Berikutnya, terkait jam kerja bagi buruh bahwa dalam UU Ciptaker pengaturan mengenai waktu kerja mulai dari hari aktif, hari libur, istirahat, hingga hari cuti dalam UU Ciptaker masih sama seperti UU 13/2003 tentang Ketenagakerjaan.
Begitu juga pemberi kerja dan pengusaha wajib memberikan waktu istirahat bagi pekerja termasuk untuk beribadah serta memberikan cuti baik untuk melahirkan, menyusui, dan haid tetap disesuaikan dengan UU 13/2003.
"Sementara yang sifatnya jenis pekerjaan tertentu dan membutuhkan fleksibilitas seperti pekerjaan director e-commerce dan digitalisasi itu diatur khusus dalam hal jam kerjanya," katanya.

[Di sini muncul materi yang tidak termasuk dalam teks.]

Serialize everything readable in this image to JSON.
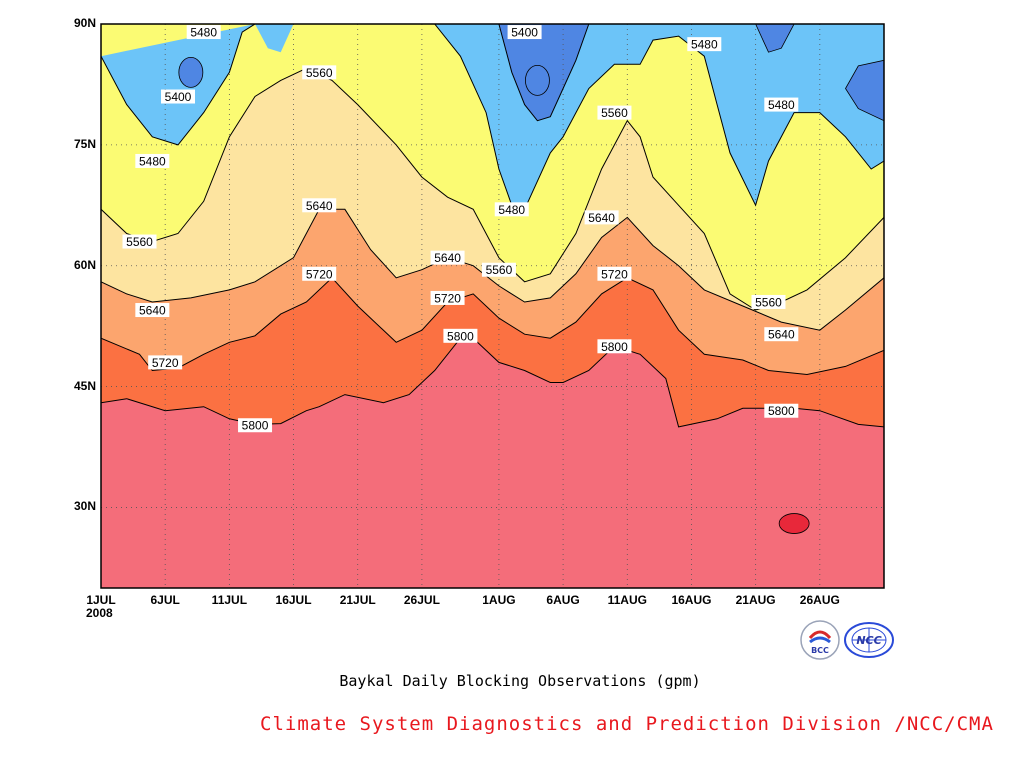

Tri menambahkan terkait PKWT dalam UU Ciptaker justru menguntungkan Buruh. Yaitu pekerja waktu tertentu (pekerja kontrak) kini mendapatkan kompensasi saat perjanjian kerjanya berakhir dengan syarat merujuk UU 13/2003.
Selanjutnya, terkait sistem pekerjaan yang mengunakan tenaga outsourcing dalam UU Ciptaker justru menjamin kepastian keberlanjutan pekerja outsourcing.
"Di mana selama ini banyak perusahaan jasa outsourching dan pengunanya pada nakal mengakali para pekerja outsourcing dalam hal kepastian pekerjaan dan masa kerjanya yang hanya tiga tahun saja," jelasnya.
Tri memastikan, syarat dan perlindungan hak bagi pekerja atau buruh dalam kegiatan outsourcing masih tetap dipertahankan bahkan UU Cipta Kerja memasukkan prinsip pengalihan perlindungan hak bagi pekerja atau buruh apabila terjadi pergantian perusahaan alih daya sepanjang obyek pekerjaannya masih ada.
"Jika seperti ini maka setelah pekerja outsourcing menjalankan masa kerja lebih dari tiga tahun dan melakukan perpanjangan kontraknya maka perusahaan penguna jasa pekerja outsourcing wajib menjadikan mereka berstatus tenaga kerja tetap dan memiliki fasilitas gaji dan kesejahteraan sebagai pekerja tetap di perusahaan tersebut sesuai UU 13/2003," pungkasnya.